- Country: United States
- Language: English

Publication
- Published in: Fiction International
- Publication date: 1975

= The Sacrifice (short story) =

"The Sacrifice" is a short story by Joyce Carol Oates, originally appearing in Fiction International (1975). The work was first collected in Night-Side: Eighteen Tales (1977) by Vanguard Press.

==Plot==
Dr. Reaume is a 61 year old successful therapist of over thirty years. He is happily married with one son and a grandson; he has many casual friendships as well as respectful professional contacts. He keeps himself fit and enjoys excellent health despite working 10-12 hour days. He has been awarded a special citation from the American Academy of Humanistic Sciences. Reumer loves his life and career.

Dr. Reumes demeanor with his clients is genial, concerned without seeming alarmed, and maintaining a benign and gently paternalistic tone. His patients have the highest regard for him. The doctor relishes his role as healer, but is modest with respect to his talents. Dr. Reaume's own sense of normalcy and adequacy in his life allows him to remain interested, but emotionally aloof from the bewildered, damaged and suffering humanity he treats.

A young woman, who knows of Dr. Reaume by reputation, approaches on the street and begs to make an appointment: she is suffering from morbid dreams. The doctor recommends her to a younger colleague. Months later she contacts Reaume, confessing she had not sought the treatment and suffers from insomnia. He consents to treat her. During the session, the intelligent and attractive woman disgorges a litany of apologies and describes a horrible dream sequence: A group of priestesses in robes prepare a panicked and pleading man for a ritualistic beheading: the man has the face of Reaume. The client divulges that she was one of the priestesses, helpless to intervene to stop the killing. Fully in his domain, Reaume received this episode with aplomb, assuring the woman he felt no disgust and would proceed to deal frankly to discover the source of her suffering.

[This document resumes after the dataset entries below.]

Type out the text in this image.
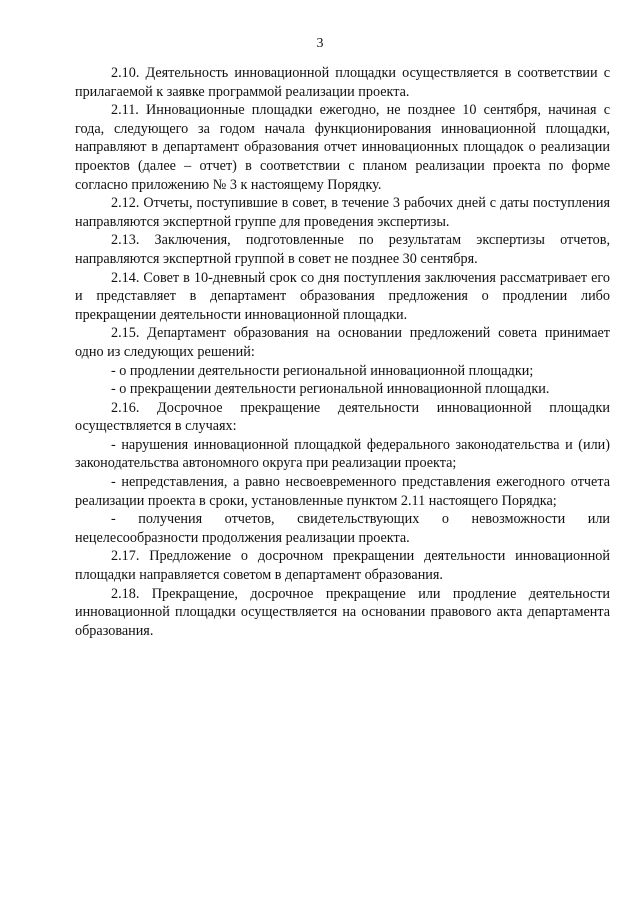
3

2.10. Деятельность инновационной площадки осуществляется в соответствии с прилагаемой к заявке программой реализации проекта.

2.11. Инновационные площадки ежегодно, не позднее 10 сентября, начиная с года, следующего за годом начала функционирования инновационной площадки, направляют в департамент образования отчет инновационных площадок о реализации проектов (далее – отчет) в соответствии с планом реализации проекта по форме согласно приложению № 3 к настоящему Порядку.

2.12. Отчеты, поступившие в совет, в течение 3 рабочих дней с даты поступления направляются экспертной группе для проведения экспертизы.

2.13. Заключения, подготовленные по результатам экспертизы отчетов, направляются экспертной группой в совет не позднее 30 сентября.

2.14. Совет в 10-дневный срок со дня поступления заключения рассматривает его и представляет в департамент образования предложения о продлении либо прекращении деятельности инновационной площадки.

2.15. Департамент образования на основании предложений совета принимает одно из следующих решений:

- о продлении деятельности региональной инновационной площадки;

- о прекращении деятельности региональной инновационной площадки.

2.16. Досрочное прекращение деятельности инновационной площадки осуществляется в случаях:

- нарушения инновационной площадкой федерального законодательства и (или) законодательства автономного округа при реализации проекта;

- непредставления, а равно несвоевременного представления ежегодного отчета реализации проекта в сроки, установленные пунктом 2.11 настоящего Порядка;

- получения отчетов, свидетельствующих о невозможности или нецелесообразности продолжения реализации проекта.

2.17. Предложение о досрочном прекращении деятельности инновационной площадки направляется советом в департамент образования.

2.18. Прекращение, досрочное прекращение или продление деятельности инновационной площадки осуществляется на основании правового акта департамента образования.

After the session, Reaume encountered his 11-year-old grandson, Timmy, outside the office. The doctor suspects the boy skipped school that day. Timmy addresses his grandfather in a vulgar tone, using swear words. The boy goes upstairs, ignoring Reaume's concerned inquiries. The grandfather loves Timmy and the son who is the father, the later intellectually brilliant but emotionally arrested in his teenage years. Reaume is conflict aversive with his entire family and is content to retire in isolation that risks an unpleasant encounter. He eschews arguments with his fellow psychiatrists. Yet he congratulates himself on not judging too harshly their eccentricities. Remaining aloof from his family, he lives like a bachelor.

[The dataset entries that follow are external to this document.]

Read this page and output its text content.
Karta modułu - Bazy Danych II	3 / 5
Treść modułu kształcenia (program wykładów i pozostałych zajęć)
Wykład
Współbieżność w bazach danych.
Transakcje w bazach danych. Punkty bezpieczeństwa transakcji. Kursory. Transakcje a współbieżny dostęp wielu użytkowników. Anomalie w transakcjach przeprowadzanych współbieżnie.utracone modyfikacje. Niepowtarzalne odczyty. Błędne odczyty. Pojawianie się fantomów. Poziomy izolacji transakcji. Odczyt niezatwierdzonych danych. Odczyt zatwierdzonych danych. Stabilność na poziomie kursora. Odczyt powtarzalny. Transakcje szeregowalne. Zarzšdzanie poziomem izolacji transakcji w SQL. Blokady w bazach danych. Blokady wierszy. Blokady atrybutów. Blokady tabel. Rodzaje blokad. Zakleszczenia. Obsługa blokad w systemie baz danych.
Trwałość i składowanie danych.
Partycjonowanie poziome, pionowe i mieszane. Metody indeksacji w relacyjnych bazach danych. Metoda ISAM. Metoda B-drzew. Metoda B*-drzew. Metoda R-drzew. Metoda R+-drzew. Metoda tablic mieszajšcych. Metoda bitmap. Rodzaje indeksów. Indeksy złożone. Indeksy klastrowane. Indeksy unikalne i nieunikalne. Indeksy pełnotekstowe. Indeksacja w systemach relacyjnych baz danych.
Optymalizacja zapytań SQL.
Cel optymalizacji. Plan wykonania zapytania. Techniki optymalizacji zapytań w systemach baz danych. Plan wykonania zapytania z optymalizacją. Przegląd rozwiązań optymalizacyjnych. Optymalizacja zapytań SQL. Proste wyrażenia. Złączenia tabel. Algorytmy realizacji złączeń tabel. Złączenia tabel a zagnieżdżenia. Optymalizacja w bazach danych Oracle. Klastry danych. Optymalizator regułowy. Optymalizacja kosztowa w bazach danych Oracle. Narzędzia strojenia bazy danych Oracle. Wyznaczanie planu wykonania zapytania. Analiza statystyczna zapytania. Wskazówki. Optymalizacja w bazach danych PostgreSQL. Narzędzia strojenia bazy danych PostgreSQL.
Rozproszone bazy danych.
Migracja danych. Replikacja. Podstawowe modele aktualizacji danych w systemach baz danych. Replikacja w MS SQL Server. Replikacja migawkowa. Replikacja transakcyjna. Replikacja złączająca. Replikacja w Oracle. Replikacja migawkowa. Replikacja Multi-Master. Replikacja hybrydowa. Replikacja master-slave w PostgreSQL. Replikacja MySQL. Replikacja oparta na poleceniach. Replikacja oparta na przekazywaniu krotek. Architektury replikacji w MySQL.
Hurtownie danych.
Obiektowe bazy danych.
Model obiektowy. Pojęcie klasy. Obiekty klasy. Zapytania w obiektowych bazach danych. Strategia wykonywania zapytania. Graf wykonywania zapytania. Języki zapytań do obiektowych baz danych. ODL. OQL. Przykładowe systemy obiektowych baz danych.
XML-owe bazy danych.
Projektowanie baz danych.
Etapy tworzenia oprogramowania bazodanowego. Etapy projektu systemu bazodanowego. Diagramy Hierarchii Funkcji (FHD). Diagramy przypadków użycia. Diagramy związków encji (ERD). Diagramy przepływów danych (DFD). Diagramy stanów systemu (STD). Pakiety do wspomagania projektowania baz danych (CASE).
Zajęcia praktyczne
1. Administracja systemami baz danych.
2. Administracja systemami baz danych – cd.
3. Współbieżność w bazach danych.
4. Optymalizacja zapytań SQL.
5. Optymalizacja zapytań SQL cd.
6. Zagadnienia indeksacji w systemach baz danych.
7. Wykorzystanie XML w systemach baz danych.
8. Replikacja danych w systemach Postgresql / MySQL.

When the woman he treated calls again, she pleads with him to come to her home: she is in acute distress. Reaume at first declines, then consents, suddenly desperate to see her. On his way, the sordid events in his own domestic life begin to converge on his mind; his mental equilibrium begins to unravel. Walking through a black ghetto, he is jeered by the local children, who swarm around him. He almost collapses. A black youth looms over him. Reaume addresses the boy and offers his hand, asking: "didn't you call me, don't you need me, can I be of service to you…"

==Theme==
Literary critic Robert Phillips places "The Sacrifice" among Oates's themes "in which alter-egos or exterior projections of interior conditions lead the protagonist to their fate."

Dr. Reaume's carefully crafted self-image, distinguishing himself from the disorderly and sordid lives of his patients, is exposed as self-serving complacency by a man who believes he has "guided his life perfectly." Literary critic Greg Johnson writes:

Even though Dr. Reaume has spent a lifetime congratulating himself on his eminent sanity and his ability to transcend the psychological snarls his patients suffer, his complacency is itself revealed as a delusion…

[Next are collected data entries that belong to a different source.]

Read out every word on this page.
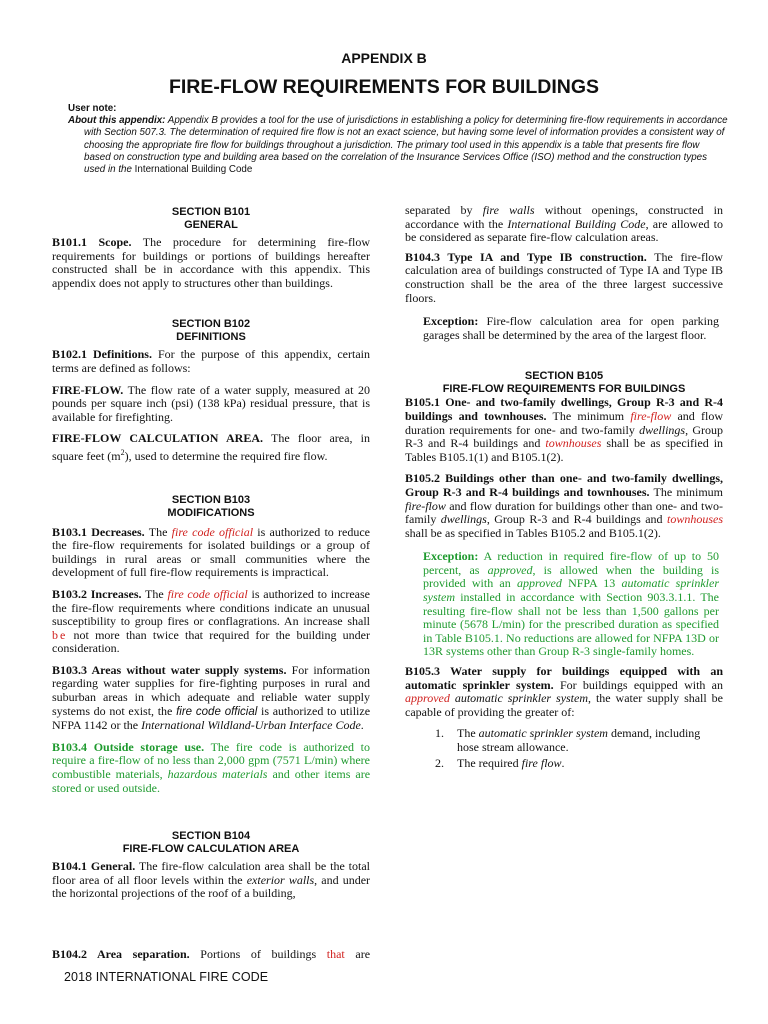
APPENDIX B
FIRE-FLOW REQUIREMENTS FOR BUILDINGS
User note:
About this appendix: Appendix B provides a tool for the use of jurisdictions in establishing a policy for determining fire-flow requirements in accordance with Section 507.3. The determination of required fire flow is not an exact science, but having some level of information provides a consistent way of choosing the appropriate fire flow for buildings throughout a jurisdiction. The primary tool used in this appendix is a table that presents fire flow based on construction type and building area based on the correlation of the Insurance Services Office (ISO) method and the construction types used in the International Building Code
SECTION B101
GENERAL

B101.1 Scope. The procedure for determining fire-flow requirements for buildings or portions of buildings hereafter constructed shall be in accordance with this appendix. This appendix does not apply to structures other than buildings.

SECTION B102
DEFINITIONS

B102.1 Definitions. For the purpose of this appendix, certain terms are defined as follows:

FIRE-FLOW. The flow rate of a water supply, measured at 20 pounds per square inch (psi) (138 kPa) residual pressure, that is available for firefighting.

FIRE-FLOW CALCULATION AREA. The floor area, in square feet $(m^2)$, used to determine the required fire flow.

SECTION B103
MODIFICATIONS

B103.1 Decreases. The fire code official is authorized to reduce the fire-flow requirements for isolated buildings or a group of buildings in rural areas or small communities where the development of full fire-flow requirements is impractical.

B103.2 Increases. The fire code official is authorized to increase the fire-flow requirements where conditions indicate an unusual susceptibility to group fires or conflagrations. An increase shall be not more than twice that required for the building under consideration.

B103.3 Areas without water supply systems. For information regarding water supplies for fire-fighting purposes in rural and suburban areas in which adequate and reliable water supply systems do not exist, the fire code official is authorized to utilize NFPA 1142 or the International Wildland-Urban Interface Code.

B103.4 Outside storage use. The fire code is authorized to require a fire-flow of no less than 2,000 gpm (7571 L/min) where combustible materials, hazardous materials and other items are stored or used outside.

SECTION B104
FIRE-FLOW CALCULATION AREA

B104.1 General. The fire-flow calculation area shall be the total floor area of all floor levels within the exterior walls, and under the horizontal projections of the roof of a building,

B104.2 Area separation. Portions of buildings that are

separated by fire walls without openings, constructed in accordance with the International Building Code, are allowed to be considered as separate fire-flow calculation areas.

B104.3 Type IA and Type IB construction. The fire-flow calculation area of buildings constructed of Type IA and Type IB construction shall be the area of the three largest successive floors.

Exception: Fire-flow calculation area for open parking garages shall be determined by the area of the largest floor.

SECTION B105
FIRE-FLOW REQUIREMENTS FOR BUILDINGS

B105.1 One- and two-family dwellings, Group R-3 and R-4 buildings and townhouses. The minimum fire-flow and flow duration requirements for one- and two-family dwellings, Group R-3 and R-4 buildings and townhouses shall be as specified in Tables B105.1(1) and B105.1(2).

B105.2 Buildings other than one- and two-family dwellings, Group R-3 and R-4 buildings and townhouses. The minimum fire-flow and flow duration for buildings other than one- and two-family dwellings, Group R-3 and R-4 buildings and townhouses shall be as specified in Tables B105.2 and B105.1(2).

Exception: A reduction in required fire-flow of up to 50 percent, as approved, is allowed when the building is provided with an approved NFPA 13 automatic sprinkler system installed in accordance with Section 903.3.1.1. The resulting fire-flow shall not be less than 1,500 gallons per minute (5678 L/min) for the prescribed duration as specified in Table B105.1. No reductions are allowed for NFPA 13D or 13R systems other than Group R-3 single-family homes.

B105.3 Water supply for buildings equipped with an automatic sprinkler system. For buildings equipped with an approved automatic sprinkler system, the water supply shall be capable of providing the greater of:

1.	The automatic sprinkler system demand, including hose stream allowance.
2.	The required fire flow.
2018 INTERNATIONAL FIRE CODE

Dr. Reaume's effort to isolate his existence is at the thematic center of the story: "Oates critiques the intellectual hubris that attempts to transcend nature, to produce systematic explanations —whether philosophical, psychological, or religious—of an inexplicably complex reality."

== Sources ==
- Johnson, Greg. 1994. Joyce Carol Oates: A Study of the Short Fiction. Twayne's studies in short fiction; no. 57. Twayne Publishers, New York.
- Oates, Joyce Carol. 1977. Night-Side: Eighteen Tales. Vanguard Press, New York.
- Phillips, Robert. Night-Side. The Commonweal, in Critical Essays on Joyce Carol Oates. 1979. pp. 42–43: by Linda W. Wagner. G. K. Hall & Co., Boston, Massachusetts.